如果湛淮晏在這場政變裡贏了,他無法帶走小丞相,那他只能束手就擒。
他等著太上皇來,讓他“沉冤昭雪”。
他的護衛,養的私兵和兵符財物等一切都不是他的了,他是真的都給了宋令虞。
湛淮晏抄的瑄王府,沒收的他所有的財物,其實都是宋令虞的。
湛淮晏難道會覺得宋令虞造反,他治宋令虞的罪嗎?
不會的。
“朕是皇帝,要殺你只是一句話,湛淮玦,你要知道,誰在這個位置上,誰就是正義,誰就握著生殺大權。”湛淮晏的刀架在瑄王的脖子上,冷冷掀唇。
“不要說你一點都不冤,就算你是清白的,朕也能讓你種種罪行罄竹難書,輕易殺了你。”
瑄王迎上湛淮晏的目光,“是嗎?你果真不愛皇后,皇后只是小丞相的替身啊。”
“因為明明你可以按照本王剛剛的說辭,還皇后一個清白,堵住悠悠眾口,你偏偏要殺了本王,生怕天下人不知道你是因為皇后被本王玷汙,而殺本王的。”
“你!”湛淮晏還要說些什麼。
太上皇出聲打斷,“夠了!”
“望舒,一切全都是父皇的錯,是父皇當時昏庸荒唐,用皇權壓著宋令虞,把她在你們二人之間推來推去。”
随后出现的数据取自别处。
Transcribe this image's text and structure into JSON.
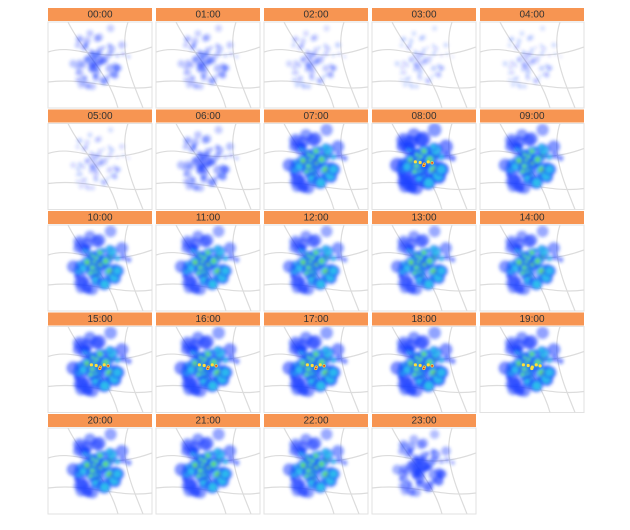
{
  "panels": [
    {
      "label": "00:00"
    },
    {
      "label": "01:00"
    },
    {
      "label": "02:00"
    },
    {
      "label": "03:00"
    },
    {
      "label": "04:00"
    },
    {
      "label": "05:00"
    },
    {
      "label": "06:00"
    },
    {
      "label": "07:00"
    },
    {
      "label": "08:00"
    },
    {
      "label": "09:00"
    },
    {
      "label": "10:00"
    },
    {
      "label": "11:00"
    },
    {
      "label": "12:00"
    },
    {
      "label": "13:00"
    },
    {
      "label": "14:00"
    },
    {
      "label": "15:00"
    },
    {
      "label": "16:00"
    },
    {
      "label": "17:00"
    },
    {
      "label": "18:00"
    },
    {
      "label": "19:00"
    },
    {
      "label": "20:00"
    },
    {
      "label": "21:00"
    },
    {
      "label": "22:00"
    },
    {
      "label": "23:00"
    }
  ]
}
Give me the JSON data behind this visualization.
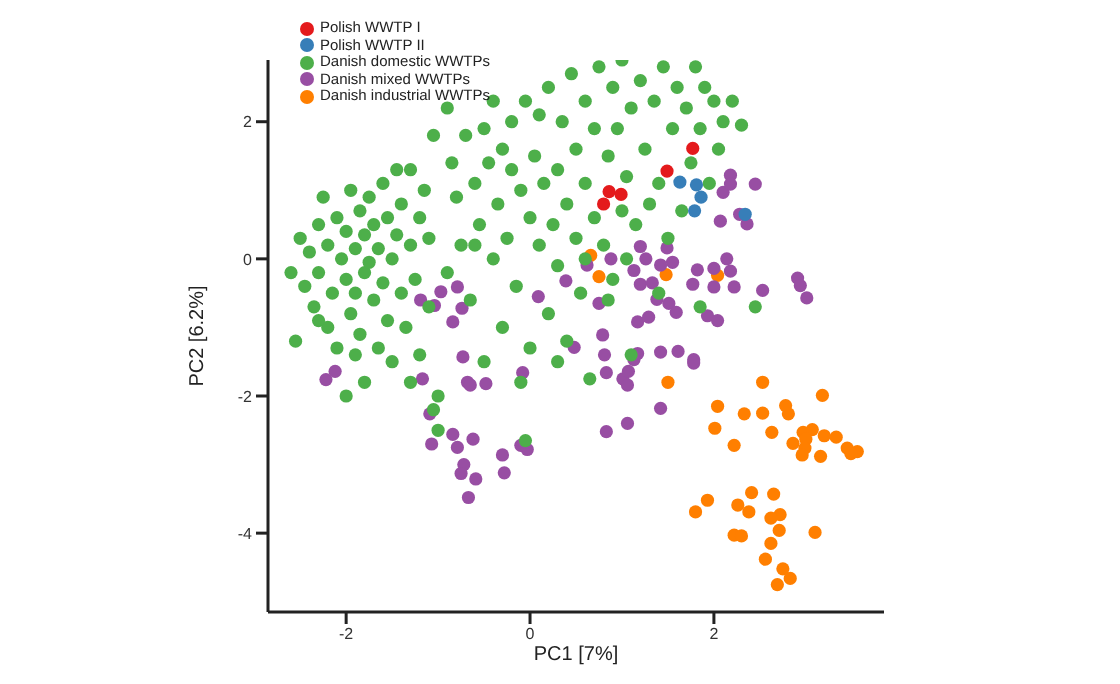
{
  "chart_data": {
    "type": "scatter",
    "xlabel": "PC1 [7%]",
    "ylabel": "PC2 [6.2%]",
    "xlim": [
      -2.85,
      3.85
    ],
    "ylim": [
      -5.15,
      2.9
    ],
    "xticks": [
      -2,
      0,
      2
    ],
    "yticks": [
      -4,
      -2,
      0,
      2
    ],
    "grid": false,
    "legend": "top left",
    "marker": "circle",
    "series": [
      {
        "name": "Polish WWTP I",
        "color": "#e41a1c",
        "x": [
          1.77,
          1.49,
          0.86,
          0.99,
          0.8
        ],
        "values": [
          1.61,
          1.28,
          0.98,
          0.94,
          0.8
        ]
      },
      {
        "name": "Polish WWTP II",
        "color": "#377eb8",
        "x": [
          1.63,
          1.81,
          1.86,
          1.79,
          2.34
        ],
        "values": [
          1.12,
          1.08,
          0.9,
          0.7,
          0.65
        ]
      },
      {
        "name": "Danish domestic WWTPs",
        "color": "#4daf4a",
        "x": [
          -2.6,
          -2.55,
          -2.5,
          -2.45,
          -2.4,
          -2.35,
          -2.3,
          -2.3,
          -2.25,
          -2.2,
          -2.2,
          -2.15,
          -2.1,
          -2.1,
          -2.05,
          -2.0,
          -2.0,
          -2.0,
          -1.95,
          -1.95,
          -1.9,
          -1.9,
          -1.85,
          -1.85,
          -1.8,
          -1.8,
          -1.75,
          -1.75,
          -1.7,
          -1.7,
          -1.65,
          -1.65,
          -1.6,
          -1.6,
          -1.55,
          -1.55,
          -1.5,
          -1.5,
          -1.45,
          -1.45,
          -1.4,
          -1.4,
          -1.35,
          -1.3,
          -1.3,
          -1.25,
          -1.2,
          -1.2,
          -1.15,
          -1.1,
          -1.1,
          -1.05,
          -1.8,
          -2.3,
          -1.9,
          -1.3,
          -1.0,
          -0.9,
          -0.9,
          -0.85,
          -0.8,
          -0.75,
          -0.7,
          -0.65,
          -0.6,
          -0.55,
          -0.5,
          -0.5,
          -0.45,
          -0.4,
          -0.4,
          -0.35,
          -0.3,
          -0.3,
          -0.25,
          -0.2,
          -0.15,
          -0.1,
          -0.1,
          -0.05,
          0.0,
          0.0,
          0.05,
          0.1,
          0.1,
          0.15,
          0.2,
          0.2,
          0.25,
          0.3,
          0.3,
          0.35,
          0.4,
          0.4,
          0.45,
          0.5,
          0.5,
          0.55,
          0.6,
          0.6,
          0.65,
          0.7,
          0.7,
          0.75,
          0.8,
          0.85,
          0.9,
          0.9,
          0.95,
          1.0,
          1.0,
          1.05,
          1.1,
          1.1,
          1.15,
          1.2,
          1.25,
          1.3,
          1.35,
          1.4,
          1.45,
          1.5,
          1.55,
          1.6,
          1.65,
          1.7,
          1.75,
          1.8,
          1.85,
          1.9,
          1.95,
          2.0,
          2.05,
          2.1,
          2.2,
          2.3,
          1.85,
          1.4,
          0.85,
          0.3,
          -0.6,
          -0.2,
          0.6,
          -1.05,
          -1.0,
          -0.05,
          1.05,
          2.45
        ],
        "values": [
          -0.2,
          -1.2,
          0.3,
          -0.4,
          0.1,
          -0.7,
          0.5,
          -0.2,
          0.9,
          -1.0,
          0.2,
          -0.5,
          0.6,
          -1.3,
          0.0,
          -0.3,
          0.4,
          -2.0,
          1.0,
          -0.8,
          0.15,
          -0.5,
          0.7,
          -1.1,
          0.35,
          -0.2,
          -0.05,
          0.9,
          -0.6,
          0.5,
          -1.3,
          0.15,
          -0.35,
          1.1,
          0.6,
          -0.9,
          0.0,
          -1.5,
          1.3,
          0.35,
          -0.5,
          0.8,
          -1.0,
          0.2,
          1.3,
          -0.3,
          0.6,
          -1.4,
          1.0,
          -0.7,
          0.3,
          1.8,
          -1.8,
          -0.9,
          -1.4,
          -1.8,
          -2.0,
          -0.2,
          2.2,
          1.4,
          0.9,
          0.2,
          1.8,
          -0.6,
          1.1,
          0.5,
          1.9,
          -1.5,
          1.4,
          0.0,
          2.3,
          0.8,
          -1.0,
          1.6,
          0.3,
          2.0,
          -0.4,
          1.0,
          -1.8,
          2.3,
          -1.3,
          0.6,
          1.5,
          0.2,
          2.1,
          1.1,
          -0.8,
          2.5,
          0.5,
          1.3,
          -0.1,
          2.0,
          0.8,
          -1.2,
          2.7,
          1.6,
          0.3,
          -0.5,
          1.1,
          2.3,
          -1.75,
          0.6,
          1.9,
          2.8,
          0.2,
          1.5,
          -0.3,
          2.5,
          1.9,
          0.7,
          2.9,
          1.2,
          2.2,
          -1.4,
          0.5,
          2.6,
          1.6,
          0.8,
          2.3,
          1.1,
          2.8,
          0.3,
          1.9,
          2.5,
          0.7,
          2.2,
          1.4,
          2.8,
          1.9,
          2.5,
          1.1,
          2.3,
          1.6,
          2.0,
          2.3,
          1.95,
          -0.7,
          -0.5,
          -0.6,
          -1.5,
          0.2,
          1.3,
          0.0,
          -2.2,
          -2.5,
          -2.65,
          0.0,
          -0.7
        ]
      },
      {
        "name": "Danish mixed WWTPs",
        "color": "#984ea3",
        "x": [
          -2.22,
          -2.12,
          -1.19,
          -0.97,
          -0.79,
          -1.04,
          -0.84,
          -0.74,
          -0.73,
          -1.17,
          -1.09,
          -1.07,
          -0.84,
          -0.79,
          -0.62,
          -0.72,
          -0.75,
          -0.59,
          -0.67,
          -0.68,
          -0.65,
          -0.48,
          -0.3,
          -0.28,
          -0.1,
          -0.03,
          0.09,
          0.39,
          0.75,
          0.79,
          0.81,
          0.83,
          1.01,
          1.06,
          1.07,
          1.17,
          1.2,
          1.26,
          1.49,
          1.55,
          1.42,
          1.2,
          1.33,
          1.38,
          1.51,
          1.59,
          1.17,
          1.29,
          1.42,
          1.61,
          1.78,
          1.78,
          1.93,
          2.04,
          1.77,
          1.82,
          2.0,
          2.0,
          2.22,
          2.18,
          2.53,
          2.91,
          2.94,
          3.01,
          2.07,
          2.28,
          2.1,
          2.18,
          2.18,
          2.45,
          2.36,
          1.42,
          1.06,
          0.83,
          0.62,
          0.88,
          -0.08,
          0.48,
          1.13,
          2.14,
          1.13
        ],
        "values": [
          -1.76,
          -1.64,
          -0.6,
          -0.48,
          -0.41,
          -0.68,
          -0.92,
          -0.72,
          -1.43,
          -1.75,
          -2.26,
          -2.7,
          -2.56,
          -2.75,
          -2.63,
          -3.0,
          -3.13,
          -3.21,
          -3.48,
          -1.8,
          -1.84,
          -1.82,
          -2.86,
          -3.12,
          -2.72,
          -2.78,
          -0.55,
          -0.32,
          -0.65,
          -1.11,
          -1.4,
          -1.66,
          -1.75,
          -1.84,
          -1.64,
          -1.38,
          0.18,
          0.0,
          0.16,
          -0.05,
          -0.09,
          -0.37,
          -0.35,
          -0.59,
          -0.65,
          -0.78,
          -0.92,
          -0.85,
          -1.36,
          -1.35,
          -1.47,
          -1.52,
          -0.83,
          -0.9,
          -0.37,
          -0.16,
          -0.14,
          -0.41,
          -0.41,
          -0.18,
          -0.46,
          -0.28,
          -0.39,
          -0.57,
          0.55,
          0.65,
          0.97,
          1.22,
          1.09,
          1.09,
          0.51,
          -2.18,
          -2.4,
          -2.52,
          -0.09,
          0.0,
          -1.66,
          -1.29,
          -1.47,
          0.0,
          -0.17
        ]
      },
      {
        "name": "Danish industrial WWTPs",
        "color": "#ff7f00",
        "x": [
          0.66,
          0.75,
          1.48,
          2.04,
          1.5,
          2.53,
          2.78,
          3.18,
          2.04,
          2.33,
          2.53,
          2.81,
          2.01,
          2.63,
          2.22,
          2.97,
          3.07,
          3.0,
          3.2,
          3.33,
          2.86,
          2.99,
          3.16,
          3.45,
          3.56,
          3.49,
          2.96,
          1.8,
          1.93,
          2.26,
          2.41,
          2.38,
          2.65,
          2.72,
          2.71,
          2.22,
          2.3,
          2.62,
          3.1,
          2.56,
          2.75,
          2.83,
          2.69,
          2.62
        ],
        "values": [
          0.05,
          -0.26,
          -0.23,
          -0.24,
          -1.8,
          -1.8,
          -2.14,
          -1.99,
          -2.15,
          -2.26,
          -2.25,
          -2.26,
          -2.47,
          -2.53,
          -2.72,
          -2.53,
          -2.49,
          -2.63,
          -2.58,
          -2.6,
          -2.69,
          -2.76,
          -2.88,
          -2.76,
          -2.81,
          -2.84,
          -2.86,
          -3.69,
          -3.52,
          -3.59,
          -3.41,
          -3.69,
          -3.43,
          -3.73,
          -3.96,
          -4.03,
          -4.04,
          -4.15,
          -3.99,
          -4.38,
          -4.52,
          -4.66,
          -4.75,
          -3.78
        ]
      }
    ]
  }
}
“如今一切都結束了,皇后和小丞相都是你的了……”但你留不住人,難道還要怪攻玉嗎。
“放了攻玉,讓他去鎮守邊關,到死都不得回京。”
他是因為被下了千魂引,才為宋霓做盡荒唐事。
但攻玉這個兒子,他是真的愛。
他也愛望舒。
可皇位和宋令虞只有一個,他無論如何都不能把一碗水端平,就導致望舒以為他偏心攻玉。
而攻玉,全天下人都知道他愛攻玉,攻玉卻從來不領情,覺得他只愛自己的嫡子。
他怎麼做都是錯。
他曾經冷情不近女色,妻妾都是為了鞏固皇權,綿延子嗣。
他曾經雨露均霑,始終承擔著一個帝王的責任,重視皇室血脈。
但他被宋霓害得子嗣單薄,如今只剩下望舒和攻玉這兩個兒子了。